In November 1984, the ruling elite of the world's largest democracy conspired to murder thousands of their country's citizens in genocidal massacres reminiscent of Nazi-era Germany while the world watched on.
Over four days, armed mobs brutally and systematically butchered, torched and raped members of the minority Sikh community living in Delhi and elsewhere. The sheer scale of the killings exceeded the combined civilian death tolls of the conflict in Northern Ireland, Tiananmen Square and 9/11. In Delhi alone 3,000 people were killed.
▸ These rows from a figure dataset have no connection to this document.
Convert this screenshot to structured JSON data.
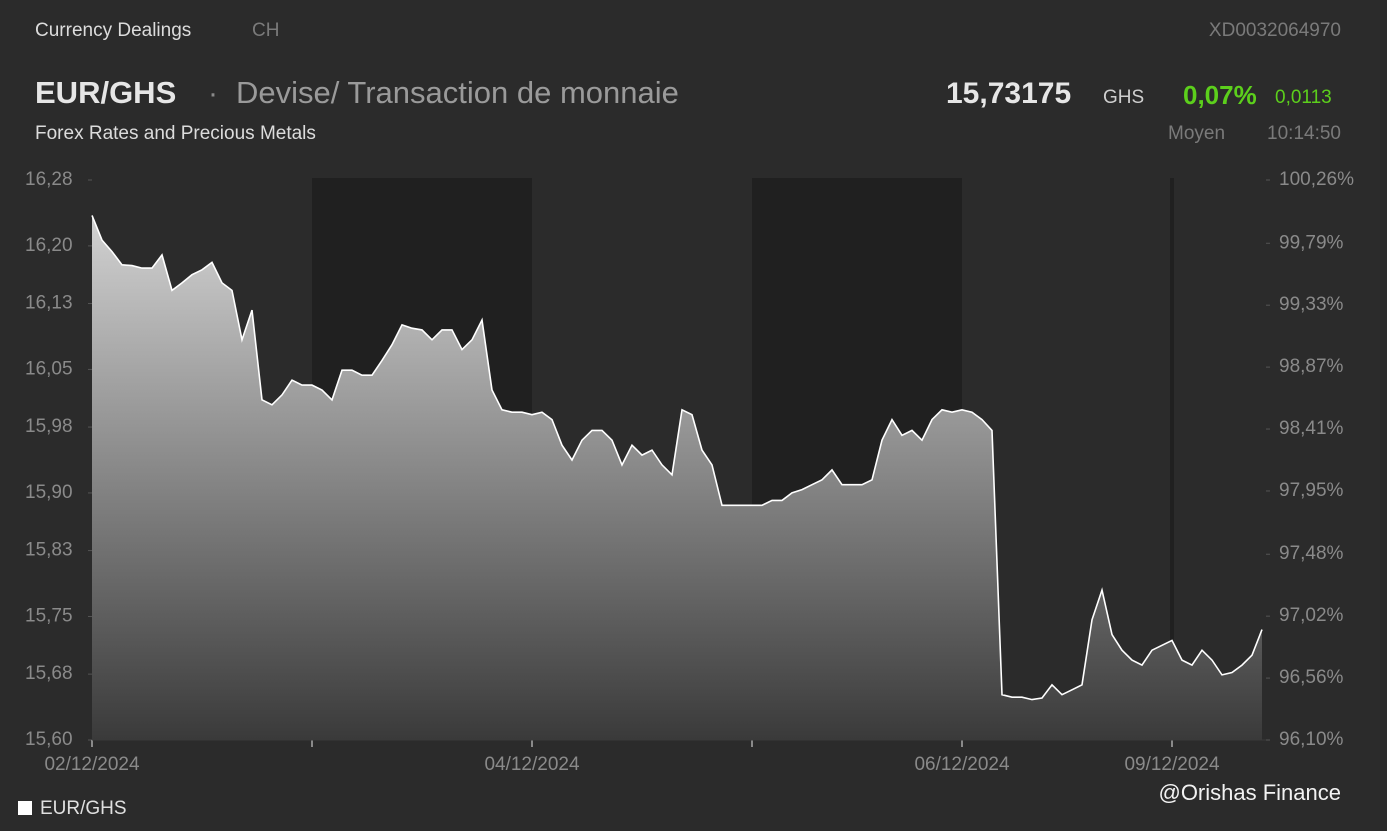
{
  "header": {
    "section": "Currency Dealings",
    "country": "CH",
    "isin": "XD0032064970",
    "symbol": "EUR/GHS",
    "description": "Devise/ Transaction de monnaie",
    "subtitle": "Forex Rates and Precious Metals",
    "price": "15,73175",
    "currency": "GHS",
    "change_pct": "0,07%",
    "change_abs": "0,0113",
    "quote_type": "Moyen",
    "time": "10:14:50"
  },
  "chart_data": {
    "type": "area",
    "series": [
      {
        "name": "EUR/GHS",
        "color": "#ffffff",
        "values": [
          16.237,
          16.207,
          16.193,
          16.177,
          16.176,
          16.173,
          16.173,
          16.189,
          16.146,
          16.155,
          16.165,
          16.171,
          16.18,
          16.155,
          16.146,
          16.086,
          16.122,
          16.013,
          16.007,
          16.019,
          16.037,
          16.031,
          16.031,
          16.025,
          16.013,
          16.049,
          16.049,
          16.043,
          16.043,
          16.061,
          16.08,
          16.104,
          16.1,
          16.098,
          16.086,
          16.098,
          16.098,
          16.074,
          16.086,
          16.11,
          16.025,
          16.001,
          15.998,
          15.998,
          15.995,
          15.998,
          15.989,
          15.958,
          15.94,
          15.964,
          15.976,
          15.976,
          15.964,
          15.934,
          15.958,
          15.946,
          15.952,
          15.934,
          15.922,
          16.001,
          15.995,
          15.952,
          15.934,
          15.885,
          15.885,
          15.885,
          15.885,
          15.885,
          15.891,
          15.891,
          15.9,
          15.904,
          15.91,
          15.916,
          15.928,
          15.91,
          15.91,
          15.91,
          15.916,
          15.964,
          15.989,
          15.97,
          15.976,
          15.964,
          15.989,
          16.001,
          15.998,
          16.001,
          15.998,
          15.989,
          15.976,
          15.655,
          15.652,
          15.652,
          15.649,
          15.651,
          15.667,
          15.655,
          15.661,
          15.667,
          15.746,
          15.782,
          15.728,
          15.709,
          15.697,
          15.691,
          15.709,
          15.715,
          15.721,
          15.697,
          15.691,
          15.709,
          15.697,
          15.679,
          15.682,
          15.691,
          15.703,
          15.734
        ]
      }
    ],
    "xlim": [
      0,
      117
    ],
    "xticks": [
      {
        "value": 0,
        "label": "02/12/2024"
      },
      {
        "value": 22,
        "label": null
      },
      {
        "value": 44,
        "label": "04/12/2024"
      },
      {
        "value": 66,
        "label": null
      },
      {
        "value": 87,
        "label": "06/12/2024"
      },
      {
        "value": 108,
        "label": "09/12/2024"
      }
    ],
    "ylim": [
      15.6,
      16.28
    ],
    "yticks": [
      {
        "value": 16.28,
        "label": "16,28"
      },
      {
        "value": 16.2,
        "label": "16,20"
      },
      {
        "value": 16.13,
        "label": "16,13"
      },
      {
        "value": 16.05,
        "label": "16,05"
      },
      {
        "value": 15.98,
        "label": "15,98"
      },
      {
        "value": 15.9,
        "label": "15,90"
      },
      {
        "value": 15.83,
        "label": "15,83"
      },
      {
        "value": 15.75,
        "label": "15,75"
      },
      {
        "value": 15.68,
        "label": "15,68"
      },
      {
        "value": 15.6,
        "label": "15,60"
      }
    ],
    "y2lim": [
      96.1,
      100.26
    ],
    "y2ticks": [
      {
        "value": 100.26,
        "label": "100,26%"
      },
      {
        "value": 99.79,
        "label": "99,79%"
      },
      {
        "value": 99.33,
        "label": "99,33%"
      },
      {
        "value": 98.87,
        "label": "98,87%"
      },
      {
        "value": 98.41,
        "label": "98,41%"
      },
      {
        "value": 97.95,
        "label": "97,95%"
      },
      {
        "value": 97.48,
        "label": "97,48%"
      },
      {
        "value": 97.02,
        "label": "97,02%"
      },
      {
        "value": 96.56,
        "label": "96,56%"
      },
      {
        "value": 96.1,
        "label": "96,10%"
      }
    ]
  },
  "footer": {
    "credit": "@Orishas Finance"
  }
}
The full extent of what took place has yet to be fully acknowledged.
This definitive account based on harrowing victim testimonies and official accounts reveals how the largest mass crime against humanity in India's modern history was perpetrated by politicians and covered up with the help of the police, judiciary and media. The failings of Western governments - who turned a blind eye to the atrocities for fear of losing trade contracts worth billions - are also exposed.
About the Author
PAV SINGH was born in Leeds, England, the son of Punjabi immigrants. As a member of the Magazine and Books Industrial Council of the National Union of Journalists he has been instrumental in campaigning on the issues surrounding the 1984 massacres.
In 2004, he spent a year in India researching the full extent of the pogroms (from which members of his extended family narrowly escaped) and the subsequent cover-up. He met with survivors and witnessed the political fall-out and protests following the release of the flawed Nanavati Report into the killings. His research led to the pivotal and authoritative report 1984 Sikhs’ Kristallnacht, which was first launched in the UK Parliament in 2005 and substantially expanded in 2009.
In his role as a community advocate at the Wiener Library for the Study of the Holocaust and Genocide, London, he curated the exhibition ‘The 1984 Anti-Sikh Pogroms Remembered’ in 2014 with Delhi-based photographer Gauri Gill.